Votre vie privée doit être respectée, y compris quand il s'agit de l'internet, vient de confirmer la Cour suprême. Qu'est-ce que le gouvernement Harper attend pour en tenir compte?

À première vue, la décision rendue vendredi dernier a peu à voir avec l'utilisateur moyen. La cause a été portée par un consommateur de pornographie juvénile retracé grâce à son fournisseur d'accès. Celui-ci avait donné son adresse à des policiers qui n'avaient pas de mandat.

Sauf que le droit à la vie privée ne dépend pas de «la nature légale ou illégale de la chose recherchée», rappelle la Cour. Il ne s'agit pas de savoir si l'accusé avait le droit d'échanger de la porno juvénile en paix, mais si, de façon générale, le citoyen qui utilise l'internet à des fins personnelles, chez lui, a droit au respect de sa vie privée. Oui, ont répondu, à l'unanimité, les juges du plus haut tribunal du pays. Même avec la coopération du fournisseur, l'obtention des coordonnées sans mandat représente une fouille abusive au sens de la Charte.

Les corps policiers auraient sans doute préféré une décision inverse, les autorisant à agir sans mandat. Sur le fond, toutefois, ce jugement ne change rien à l'affaire. Si la police de Saskatoon avait amené son dossier devant un juge, elle aurait obtenu le mandat requis. Les criminels avides de pornographie infantile ne sont pas plus à l'abri qu'avant.

L'usager moyen, par contre, est un peu moins traité comme du bétail. Les renseignements détenus par son fournisseur ne sont pas banals, souligne la cour. Ils permettent de l'associer aux traces anonymes qu'il laisse en naviguant. Quand on lève cet anonymat, ses activités sur l'internet n'ont plus rien de privé.

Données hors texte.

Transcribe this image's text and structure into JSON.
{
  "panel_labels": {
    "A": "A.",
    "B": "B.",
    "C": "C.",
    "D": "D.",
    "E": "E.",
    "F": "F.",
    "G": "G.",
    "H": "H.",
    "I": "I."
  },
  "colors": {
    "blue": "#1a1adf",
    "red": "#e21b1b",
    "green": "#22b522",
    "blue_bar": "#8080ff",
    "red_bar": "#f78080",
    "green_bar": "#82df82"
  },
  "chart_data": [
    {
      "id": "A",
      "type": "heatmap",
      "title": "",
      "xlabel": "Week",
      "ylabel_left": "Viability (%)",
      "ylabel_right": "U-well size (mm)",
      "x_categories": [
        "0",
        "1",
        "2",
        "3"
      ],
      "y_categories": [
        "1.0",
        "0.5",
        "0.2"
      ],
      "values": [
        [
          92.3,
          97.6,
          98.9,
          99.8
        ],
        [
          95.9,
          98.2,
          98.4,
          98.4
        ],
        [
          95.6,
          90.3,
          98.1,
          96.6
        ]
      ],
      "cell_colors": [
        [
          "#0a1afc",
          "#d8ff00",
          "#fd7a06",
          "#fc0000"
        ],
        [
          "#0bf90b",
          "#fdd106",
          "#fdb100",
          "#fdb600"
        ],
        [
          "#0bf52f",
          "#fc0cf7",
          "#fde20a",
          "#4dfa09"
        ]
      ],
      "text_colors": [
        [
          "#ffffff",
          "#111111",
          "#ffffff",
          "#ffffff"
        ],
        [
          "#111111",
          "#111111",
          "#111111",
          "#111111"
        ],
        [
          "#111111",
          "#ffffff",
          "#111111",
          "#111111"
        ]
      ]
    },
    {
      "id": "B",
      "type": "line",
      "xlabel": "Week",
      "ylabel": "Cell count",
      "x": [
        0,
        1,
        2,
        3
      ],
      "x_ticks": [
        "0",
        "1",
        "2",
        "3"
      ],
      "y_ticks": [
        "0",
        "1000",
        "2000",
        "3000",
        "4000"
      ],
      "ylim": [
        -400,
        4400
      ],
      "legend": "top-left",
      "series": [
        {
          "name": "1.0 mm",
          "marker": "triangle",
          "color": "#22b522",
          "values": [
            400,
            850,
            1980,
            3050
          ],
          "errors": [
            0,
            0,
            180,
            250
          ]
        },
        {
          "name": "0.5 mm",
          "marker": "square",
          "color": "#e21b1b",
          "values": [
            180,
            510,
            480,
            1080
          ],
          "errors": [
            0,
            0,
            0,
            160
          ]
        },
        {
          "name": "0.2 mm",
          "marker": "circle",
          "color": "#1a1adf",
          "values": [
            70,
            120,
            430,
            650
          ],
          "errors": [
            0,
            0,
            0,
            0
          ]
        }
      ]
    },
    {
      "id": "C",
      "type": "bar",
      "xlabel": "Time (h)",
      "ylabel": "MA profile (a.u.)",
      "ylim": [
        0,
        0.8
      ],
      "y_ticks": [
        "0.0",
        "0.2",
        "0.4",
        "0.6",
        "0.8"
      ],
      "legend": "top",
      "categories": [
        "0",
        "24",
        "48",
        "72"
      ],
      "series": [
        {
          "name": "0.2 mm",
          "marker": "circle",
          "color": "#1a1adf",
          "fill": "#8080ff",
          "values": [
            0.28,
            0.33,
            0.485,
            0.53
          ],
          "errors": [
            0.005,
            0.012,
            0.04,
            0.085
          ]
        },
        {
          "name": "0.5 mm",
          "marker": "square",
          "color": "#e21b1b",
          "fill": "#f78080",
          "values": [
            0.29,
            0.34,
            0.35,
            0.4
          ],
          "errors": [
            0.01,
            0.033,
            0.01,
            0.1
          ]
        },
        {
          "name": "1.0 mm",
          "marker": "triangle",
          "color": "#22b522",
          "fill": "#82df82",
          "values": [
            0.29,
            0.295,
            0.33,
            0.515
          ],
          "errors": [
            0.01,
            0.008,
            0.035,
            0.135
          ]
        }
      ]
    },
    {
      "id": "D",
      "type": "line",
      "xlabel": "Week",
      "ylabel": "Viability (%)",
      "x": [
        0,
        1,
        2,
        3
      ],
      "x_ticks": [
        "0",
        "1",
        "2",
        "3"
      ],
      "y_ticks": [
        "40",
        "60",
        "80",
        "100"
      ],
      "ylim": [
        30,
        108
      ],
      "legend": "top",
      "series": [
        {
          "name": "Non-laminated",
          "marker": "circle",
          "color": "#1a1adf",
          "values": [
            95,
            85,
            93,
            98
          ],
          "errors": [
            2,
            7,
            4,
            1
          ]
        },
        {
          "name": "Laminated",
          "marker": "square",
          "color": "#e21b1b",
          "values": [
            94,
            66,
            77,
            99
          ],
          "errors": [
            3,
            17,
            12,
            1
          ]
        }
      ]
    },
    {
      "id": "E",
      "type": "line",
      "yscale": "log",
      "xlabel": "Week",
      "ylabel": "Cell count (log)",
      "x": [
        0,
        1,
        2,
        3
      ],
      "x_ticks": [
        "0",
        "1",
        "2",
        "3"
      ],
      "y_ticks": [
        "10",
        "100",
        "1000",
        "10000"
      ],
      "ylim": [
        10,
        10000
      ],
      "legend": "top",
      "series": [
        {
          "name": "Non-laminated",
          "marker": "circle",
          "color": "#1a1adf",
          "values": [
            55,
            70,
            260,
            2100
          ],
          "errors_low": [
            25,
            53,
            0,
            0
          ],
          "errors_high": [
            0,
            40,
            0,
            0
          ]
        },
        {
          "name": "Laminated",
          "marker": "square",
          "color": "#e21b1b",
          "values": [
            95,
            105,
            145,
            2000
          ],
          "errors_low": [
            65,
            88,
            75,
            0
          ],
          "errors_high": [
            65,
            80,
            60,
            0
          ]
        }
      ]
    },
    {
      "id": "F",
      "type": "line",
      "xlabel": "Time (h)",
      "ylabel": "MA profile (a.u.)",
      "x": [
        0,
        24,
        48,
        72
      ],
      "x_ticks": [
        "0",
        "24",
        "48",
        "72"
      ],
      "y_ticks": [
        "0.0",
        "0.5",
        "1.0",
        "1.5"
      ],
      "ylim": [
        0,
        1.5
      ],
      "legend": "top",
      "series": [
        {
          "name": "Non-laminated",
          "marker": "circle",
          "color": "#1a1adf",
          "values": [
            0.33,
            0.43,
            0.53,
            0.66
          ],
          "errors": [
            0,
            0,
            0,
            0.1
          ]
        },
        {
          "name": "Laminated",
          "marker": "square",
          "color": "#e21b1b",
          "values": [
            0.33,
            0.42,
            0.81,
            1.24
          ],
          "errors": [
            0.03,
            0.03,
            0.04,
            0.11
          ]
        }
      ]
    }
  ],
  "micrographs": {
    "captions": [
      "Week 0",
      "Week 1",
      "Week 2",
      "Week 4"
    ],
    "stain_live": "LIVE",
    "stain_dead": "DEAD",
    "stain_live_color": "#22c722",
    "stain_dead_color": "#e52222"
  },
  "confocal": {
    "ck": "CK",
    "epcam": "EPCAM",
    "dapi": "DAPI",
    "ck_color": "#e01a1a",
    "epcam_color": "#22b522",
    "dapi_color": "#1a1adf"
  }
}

Cela ne doit donc pas se faire à la légère.

Il faut arrêter de dire que les gens qui n'ont rien à se reprocher n'ont rien à cacher. La perspective qu'on puisse épier des communications sans motif valable est une insulte à l'honnête citoyen. Qui aura accès aux informations inscrites dans un moteur de recherche de façon, pensait-il, anonyme? Celui qui ne fait rien de répréhensible ne devrait pas avoir à s'inquiéter que l'État fouille dans sa vie privée.

Le gouvernement Harper, hélas, n'a pas les mêmes scrupules. Sous couvert de lutter contre la cyberintimidation, son projet de loi C-13 allonge considérablement la liste des personnes qui auraient accès aux données, et accorde une immunité à ceux qui les remettraient sans mandat. Le projet S-4, lui, ajoute de nombreuses raisons de transmettre des renseignements personnels sans le consentement ou à l'insu du principal intéressé, et offre un énorme pouvoir discrétionnaire aux entreprises de juridiction fédérale, comme les banques, les entreprises de télécommunication et les transporteurs aériens.

On s'attendrait à ce qu'Ottawa ajuste le tir en fonction des précisions apportées par la Cour suprême. Malheureusement, le gouvernement Harper n'a donné aucune indication en ce sens.